MDC in outcry over military deployment on the back of Mugabe's health woes
ZIMBABWE’s Movement for Democratic Change, led by Prime Minister Morgan Tsvangirai, said armed security services have been deployed in rural areas around the country, calling it “a plot to inculcate a culture of fear.”
“The MDC urges the Southern African Development Community, the African Union and the international community to take note of the crackdown on the people of Zimbabwe by lawless allies” of President Robert Mugabe’s Zimbabwe African National Union- Patriotic Front, the MDC said in an e-mailed response to questions from Harare today.

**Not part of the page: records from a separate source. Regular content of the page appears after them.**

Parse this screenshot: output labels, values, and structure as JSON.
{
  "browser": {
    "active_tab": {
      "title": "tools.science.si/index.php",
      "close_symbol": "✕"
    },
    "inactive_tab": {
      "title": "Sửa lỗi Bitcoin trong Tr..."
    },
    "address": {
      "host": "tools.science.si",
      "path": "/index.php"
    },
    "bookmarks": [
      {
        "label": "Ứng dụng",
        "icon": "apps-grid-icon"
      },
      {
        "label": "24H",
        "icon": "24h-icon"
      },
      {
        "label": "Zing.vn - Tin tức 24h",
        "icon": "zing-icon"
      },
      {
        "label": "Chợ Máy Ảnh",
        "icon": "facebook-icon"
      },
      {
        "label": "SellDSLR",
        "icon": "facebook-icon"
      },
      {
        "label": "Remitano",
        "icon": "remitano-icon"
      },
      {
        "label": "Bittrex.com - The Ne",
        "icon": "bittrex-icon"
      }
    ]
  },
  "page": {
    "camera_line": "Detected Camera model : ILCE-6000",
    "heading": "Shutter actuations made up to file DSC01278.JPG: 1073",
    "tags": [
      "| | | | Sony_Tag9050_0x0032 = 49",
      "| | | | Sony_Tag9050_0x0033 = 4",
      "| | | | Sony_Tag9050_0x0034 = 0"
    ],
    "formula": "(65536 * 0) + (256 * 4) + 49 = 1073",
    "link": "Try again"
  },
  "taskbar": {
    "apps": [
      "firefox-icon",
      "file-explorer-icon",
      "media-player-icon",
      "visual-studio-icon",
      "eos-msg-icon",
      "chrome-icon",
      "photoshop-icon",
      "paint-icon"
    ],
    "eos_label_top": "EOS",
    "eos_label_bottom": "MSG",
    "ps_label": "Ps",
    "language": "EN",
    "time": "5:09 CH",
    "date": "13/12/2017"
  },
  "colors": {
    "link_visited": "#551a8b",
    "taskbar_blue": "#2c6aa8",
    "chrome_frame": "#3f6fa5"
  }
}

Mugabe is currently in Malaysia where he is recovering after an operation on his prostate gland, the London-based Telegraph newspaper reported yesterday, citing unidentified diplomats in Harare and South Africa.
Elections are due to take place in the southern African country later this year.
Tsvangirai and Mugabe formed a unity government in February 2009 under an agreement brokered by the SADC. It joined the MDC with Zanu-PF after a 2008 parliamentary election was won narrowly by the MDC. Tsvangirai pulled out of the subsequent presidential election, citing violence against his supporters.
“Dozens” of people were injured last week when soldiers loyal to Mugabe assaulted villagers in Gutu, a district in the southern Zimbabwean province of Masvingo, the MDC said today. In addition, more than 30 people were injured and shops forced to close when troops beat people in Jenjera in the province, according to the party.
The MDC’s secretary for Masvingo South, Elson Mutonhori, was abducted at gunpoint by a senior army officer after Mutonhori displayed MDC regalia at his home, the party said.
Zimbabwe’s Defense Ministry, which is controlled by Zanu-PF veteran Emmerson Mnangagwa, didn’t answer calls to its switchboard when Bloomberg sought comment today.
Last month, Mugabe said his party should end Zimbabwe’s coalition government because “some are dragging their feet on elections.” Tsvangirai wants a referendum on a new constitution before elections are held.
Mugabe also said Zimbabwe’s leadership would speak out against violence in any forthcoming vote.
“We want to get to people that our word, our command, says no to violence,” he said. “That doesn’t mean everyone will listen to us.”
Zimbabwe has the world’s second-biggest reserves of platinum, after neighboring South Africa. Rio Tinto Plc, based in London and Johannesburg-based Anglo Platinum Ltd. operate mines in the country.